Permission checks tend to look the same across every protected endpoint: extract the token, verify it, find the area, check the level. Missil moves all of that out of your route functions and into a single declarative line per endpoint — keeping your business logic clean and your access rules explicit and auditable at a glance.
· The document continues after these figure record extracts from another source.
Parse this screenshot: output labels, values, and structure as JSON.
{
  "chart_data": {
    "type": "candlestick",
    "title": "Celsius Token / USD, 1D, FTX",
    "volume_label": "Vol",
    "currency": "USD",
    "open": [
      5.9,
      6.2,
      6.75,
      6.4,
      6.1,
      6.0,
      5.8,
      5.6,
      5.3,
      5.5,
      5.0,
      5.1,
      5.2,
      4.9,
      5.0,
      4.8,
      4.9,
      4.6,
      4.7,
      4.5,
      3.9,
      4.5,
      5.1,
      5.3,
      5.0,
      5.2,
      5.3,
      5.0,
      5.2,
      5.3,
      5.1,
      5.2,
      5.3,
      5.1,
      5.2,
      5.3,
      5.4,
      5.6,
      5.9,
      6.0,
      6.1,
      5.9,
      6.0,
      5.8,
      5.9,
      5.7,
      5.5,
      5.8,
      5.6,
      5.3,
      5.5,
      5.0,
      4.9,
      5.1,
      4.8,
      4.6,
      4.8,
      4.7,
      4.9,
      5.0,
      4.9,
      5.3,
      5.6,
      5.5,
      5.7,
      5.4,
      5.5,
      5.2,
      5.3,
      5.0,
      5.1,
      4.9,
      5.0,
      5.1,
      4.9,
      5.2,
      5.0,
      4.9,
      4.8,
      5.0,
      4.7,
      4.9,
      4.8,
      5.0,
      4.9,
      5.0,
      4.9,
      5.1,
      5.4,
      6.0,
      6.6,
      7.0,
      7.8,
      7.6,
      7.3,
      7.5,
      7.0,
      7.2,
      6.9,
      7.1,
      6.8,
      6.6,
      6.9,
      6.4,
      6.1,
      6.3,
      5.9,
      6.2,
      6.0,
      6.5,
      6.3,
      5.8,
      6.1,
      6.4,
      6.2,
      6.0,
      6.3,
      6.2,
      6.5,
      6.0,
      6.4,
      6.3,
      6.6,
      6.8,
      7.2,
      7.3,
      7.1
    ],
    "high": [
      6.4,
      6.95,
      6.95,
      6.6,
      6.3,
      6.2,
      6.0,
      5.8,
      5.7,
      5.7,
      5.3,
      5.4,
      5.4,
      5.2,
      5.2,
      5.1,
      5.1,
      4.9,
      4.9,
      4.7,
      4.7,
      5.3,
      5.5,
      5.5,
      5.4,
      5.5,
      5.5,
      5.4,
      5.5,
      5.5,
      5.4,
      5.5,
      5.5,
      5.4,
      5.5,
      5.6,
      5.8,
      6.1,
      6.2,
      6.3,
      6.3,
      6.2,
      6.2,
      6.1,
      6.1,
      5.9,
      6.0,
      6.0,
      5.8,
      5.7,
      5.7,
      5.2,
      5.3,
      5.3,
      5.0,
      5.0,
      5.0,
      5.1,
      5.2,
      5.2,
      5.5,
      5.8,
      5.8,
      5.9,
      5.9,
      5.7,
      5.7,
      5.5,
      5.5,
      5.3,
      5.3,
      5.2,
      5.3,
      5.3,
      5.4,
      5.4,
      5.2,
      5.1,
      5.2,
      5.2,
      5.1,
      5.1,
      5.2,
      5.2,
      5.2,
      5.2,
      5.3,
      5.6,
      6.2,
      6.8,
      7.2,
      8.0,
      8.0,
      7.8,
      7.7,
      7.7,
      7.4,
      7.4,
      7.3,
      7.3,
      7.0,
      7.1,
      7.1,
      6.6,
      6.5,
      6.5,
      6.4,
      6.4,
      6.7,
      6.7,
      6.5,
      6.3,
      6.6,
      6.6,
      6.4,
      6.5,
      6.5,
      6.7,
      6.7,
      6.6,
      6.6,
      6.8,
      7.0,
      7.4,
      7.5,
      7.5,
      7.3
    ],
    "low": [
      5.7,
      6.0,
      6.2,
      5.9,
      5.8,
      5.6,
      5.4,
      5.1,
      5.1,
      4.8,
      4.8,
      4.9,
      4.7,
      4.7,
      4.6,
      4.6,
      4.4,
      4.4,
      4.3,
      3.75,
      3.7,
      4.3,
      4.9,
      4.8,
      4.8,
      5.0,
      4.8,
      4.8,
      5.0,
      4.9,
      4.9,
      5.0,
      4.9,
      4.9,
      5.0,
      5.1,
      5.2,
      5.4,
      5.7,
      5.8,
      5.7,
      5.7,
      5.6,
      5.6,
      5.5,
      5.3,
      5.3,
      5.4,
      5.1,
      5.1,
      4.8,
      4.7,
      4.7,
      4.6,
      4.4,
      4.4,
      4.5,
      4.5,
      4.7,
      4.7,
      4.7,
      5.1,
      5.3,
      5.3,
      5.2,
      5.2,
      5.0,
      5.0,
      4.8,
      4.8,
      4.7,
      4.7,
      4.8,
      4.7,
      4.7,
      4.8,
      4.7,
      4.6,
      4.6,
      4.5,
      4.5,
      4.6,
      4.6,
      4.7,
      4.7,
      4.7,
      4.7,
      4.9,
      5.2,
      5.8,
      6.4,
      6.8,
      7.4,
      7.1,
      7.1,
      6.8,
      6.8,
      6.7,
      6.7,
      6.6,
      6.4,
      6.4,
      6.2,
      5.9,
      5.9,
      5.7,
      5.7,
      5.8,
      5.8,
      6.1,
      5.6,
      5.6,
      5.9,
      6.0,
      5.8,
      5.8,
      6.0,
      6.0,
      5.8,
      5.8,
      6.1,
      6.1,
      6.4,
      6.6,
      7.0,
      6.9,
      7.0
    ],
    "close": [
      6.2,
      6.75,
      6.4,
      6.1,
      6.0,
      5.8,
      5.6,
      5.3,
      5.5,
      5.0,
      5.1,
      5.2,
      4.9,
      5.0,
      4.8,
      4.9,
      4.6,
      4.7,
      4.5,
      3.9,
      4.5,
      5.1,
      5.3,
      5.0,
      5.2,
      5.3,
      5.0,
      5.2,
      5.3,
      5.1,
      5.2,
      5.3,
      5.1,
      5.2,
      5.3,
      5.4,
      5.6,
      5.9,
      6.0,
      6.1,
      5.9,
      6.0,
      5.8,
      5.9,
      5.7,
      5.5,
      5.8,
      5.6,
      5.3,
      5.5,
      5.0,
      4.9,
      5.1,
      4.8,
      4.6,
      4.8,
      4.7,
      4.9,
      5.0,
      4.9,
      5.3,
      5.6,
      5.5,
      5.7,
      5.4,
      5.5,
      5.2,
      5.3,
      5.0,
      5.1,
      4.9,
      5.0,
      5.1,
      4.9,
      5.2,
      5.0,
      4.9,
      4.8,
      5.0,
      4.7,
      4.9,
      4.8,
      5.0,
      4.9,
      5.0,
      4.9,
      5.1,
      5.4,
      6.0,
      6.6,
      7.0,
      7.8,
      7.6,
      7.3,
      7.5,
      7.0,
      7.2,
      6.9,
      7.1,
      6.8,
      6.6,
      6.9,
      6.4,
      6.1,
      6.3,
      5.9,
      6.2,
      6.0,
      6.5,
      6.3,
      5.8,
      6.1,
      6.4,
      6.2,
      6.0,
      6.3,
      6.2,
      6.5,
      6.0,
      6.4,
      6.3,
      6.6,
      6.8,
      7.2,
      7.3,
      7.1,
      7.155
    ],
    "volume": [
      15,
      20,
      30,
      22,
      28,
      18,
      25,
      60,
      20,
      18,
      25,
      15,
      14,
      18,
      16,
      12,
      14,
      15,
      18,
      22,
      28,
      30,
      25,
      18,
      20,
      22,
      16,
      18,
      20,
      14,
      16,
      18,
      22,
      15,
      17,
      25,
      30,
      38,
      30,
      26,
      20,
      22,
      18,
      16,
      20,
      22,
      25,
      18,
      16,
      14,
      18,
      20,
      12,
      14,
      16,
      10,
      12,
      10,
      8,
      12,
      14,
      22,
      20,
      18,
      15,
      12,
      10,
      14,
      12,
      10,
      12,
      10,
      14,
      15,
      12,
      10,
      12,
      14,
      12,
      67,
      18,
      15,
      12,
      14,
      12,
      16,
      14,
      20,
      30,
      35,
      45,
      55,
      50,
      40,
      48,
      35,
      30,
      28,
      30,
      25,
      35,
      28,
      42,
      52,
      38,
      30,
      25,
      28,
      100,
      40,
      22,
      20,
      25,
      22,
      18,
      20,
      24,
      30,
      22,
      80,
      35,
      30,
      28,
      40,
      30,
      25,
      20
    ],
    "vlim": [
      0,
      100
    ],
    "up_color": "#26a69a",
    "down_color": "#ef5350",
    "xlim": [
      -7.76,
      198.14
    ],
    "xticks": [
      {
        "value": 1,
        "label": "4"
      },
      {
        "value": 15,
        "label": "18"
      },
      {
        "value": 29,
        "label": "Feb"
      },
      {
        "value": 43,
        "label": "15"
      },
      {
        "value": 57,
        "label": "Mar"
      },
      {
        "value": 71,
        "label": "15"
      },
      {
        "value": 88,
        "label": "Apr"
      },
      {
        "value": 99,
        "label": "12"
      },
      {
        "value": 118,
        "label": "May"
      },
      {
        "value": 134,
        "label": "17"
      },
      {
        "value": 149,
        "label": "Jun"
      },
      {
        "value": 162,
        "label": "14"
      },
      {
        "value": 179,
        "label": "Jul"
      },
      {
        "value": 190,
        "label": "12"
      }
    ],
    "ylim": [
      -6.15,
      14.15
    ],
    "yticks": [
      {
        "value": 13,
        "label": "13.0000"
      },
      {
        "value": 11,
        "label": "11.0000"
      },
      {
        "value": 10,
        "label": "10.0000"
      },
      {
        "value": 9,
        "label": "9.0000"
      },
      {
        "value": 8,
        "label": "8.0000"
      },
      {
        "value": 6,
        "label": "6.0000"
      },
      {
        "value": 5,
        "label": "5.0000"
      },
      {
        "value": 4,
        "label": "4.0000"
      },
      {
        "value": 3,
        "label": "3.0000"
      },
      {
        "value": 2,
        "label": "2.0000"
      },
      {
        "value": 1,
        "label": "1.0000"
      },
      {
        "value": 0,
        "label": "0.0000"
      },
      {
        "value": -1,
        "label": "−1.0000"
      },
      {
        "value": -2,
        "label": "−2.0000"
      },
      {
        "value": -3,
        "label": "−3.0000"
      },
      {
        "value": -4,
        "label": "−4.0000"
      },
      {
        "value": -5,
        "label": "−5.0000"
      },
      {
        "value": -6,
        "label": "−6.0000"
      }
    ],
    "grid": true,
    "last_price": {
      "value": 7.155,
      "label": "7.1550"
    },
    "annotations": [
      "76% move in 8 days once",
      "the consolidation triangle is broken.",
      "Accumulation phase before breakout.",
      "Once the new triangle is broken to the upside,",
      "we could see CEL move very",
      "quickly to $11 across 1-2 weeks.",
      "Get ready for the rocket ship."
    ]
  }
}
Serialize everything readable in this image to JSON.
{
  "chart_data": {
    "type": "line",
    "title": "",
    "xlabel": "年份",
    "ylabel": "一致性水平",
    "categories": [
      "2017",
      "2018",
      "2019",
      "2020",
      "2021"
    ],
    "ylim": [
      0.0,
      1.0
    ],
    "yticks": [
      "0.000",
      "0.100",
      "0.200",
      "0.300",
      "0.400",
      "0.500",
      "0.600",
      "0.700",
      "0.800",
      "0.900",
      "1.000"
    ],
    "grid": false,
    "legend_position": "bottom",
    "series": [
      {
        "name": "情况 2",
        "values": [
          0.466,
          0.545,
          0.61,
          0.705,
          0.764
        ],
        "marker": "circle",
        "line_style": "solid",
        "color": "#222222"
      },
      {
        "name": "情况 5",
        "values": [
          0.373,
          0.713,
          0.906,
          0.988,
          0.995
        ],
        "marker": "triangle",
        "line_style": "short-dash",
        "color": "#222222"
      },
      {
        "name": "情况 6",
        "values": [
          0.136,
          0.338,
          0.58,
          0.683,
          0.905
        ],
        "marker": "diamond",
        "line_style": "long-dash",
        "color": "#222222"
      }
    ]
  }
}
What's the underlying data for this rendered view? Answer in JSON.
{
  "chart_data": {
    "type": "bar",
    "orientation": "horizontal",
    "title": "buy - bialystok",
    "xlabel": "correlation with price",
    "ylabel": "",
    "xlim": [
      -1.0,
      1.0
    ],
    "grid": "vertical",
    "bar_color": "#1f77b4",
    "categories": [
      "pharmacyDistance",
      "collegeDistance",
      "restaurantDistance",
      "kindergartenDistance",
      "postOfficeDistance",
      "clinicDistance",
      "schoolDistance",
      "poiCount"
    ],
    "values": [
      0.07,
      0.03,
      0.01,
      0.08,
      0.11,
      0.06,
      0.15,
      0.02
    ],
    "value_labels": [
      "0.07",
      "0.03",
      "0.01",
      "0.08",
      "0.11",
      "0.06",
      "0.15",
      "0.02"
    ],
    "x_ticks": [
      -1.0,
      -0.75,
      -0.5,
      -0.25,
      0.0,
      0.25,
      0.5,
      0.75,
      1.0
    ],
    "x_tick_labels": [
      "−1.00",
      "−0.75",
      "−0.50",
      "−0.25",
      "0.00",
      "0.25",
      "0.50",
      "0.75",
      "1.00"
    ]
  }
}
Because permissions are stored as numeric levels per business area, a single token can express fine-grained access across multiple areas of your application without requiring separate tokens or custom middleware.

## Quick example

```python
import missil
from fastapi import FastAPI, Response

app = FastAPI()
SECRET_KEY = "..."

# 1. Declare a bearer — reads token from cookie or Authorization header
bearer = missil.TokenBearer("Authorization", SECRET_KEY, permissions_key="permissions")

# 2. Declare business areas as typed attributes
class AppAreas(missil.AreasBase):
    finances: missil.Area
    it: missil.Area

areas = AppAreas(bearer)

# 3. Protect endpoints — one dependency, no boilerplate
@app.get("/finances/report", dependencies=[areas.finances.READ])
def finances_report(): ...

@app.get("/finances/edit", dependencies=[areas.finances.WRITE])
def finances_edit(): ...

@app.get("/it/admin", dependencies=[areas.it.ADMIN])
def it_admin(): ...

# 4. Issue a token at login
@app.post("/login")
def login(response: Response):
    claims = {
        "sub": "user123",
        "permissions": {"finances": missil.WRITE, "it": missil.READ},
    }
    token = missil.encode_jwt_token(claims, SECRET_KEY, expiration_hours=8)
    response.set_cookie("Authorization", f"Bearer {token}", httponly=True)
    return {"msg": "logged in"}
```

## Permission hierarchy

| Level | Constant | Satisfies |
|---|---|---|
| 0 | `READ` | READ |
| 1 | `WRITE` | READ, WRITE |
| 2 | `ADMIN` | READ, WRITE, ADMIN |

Higher levels automatically satisfy lower requirements — a user with `ADMIN` access can reach `READ` and `WRITE` protected endpoints without extra entries.

## Bearers

Choose the bearer that matches how your client sends the token:

| Bearer | Token source |
|---|---|
| `TokenBearer` | Cookie → falls back to `Authorization` header |
| `CookieTokenBearer` | Cookie only |
| `HeaderTokenBearer` | `Authorization` header only |

## License

This project is licensed under the terms of the MIT license.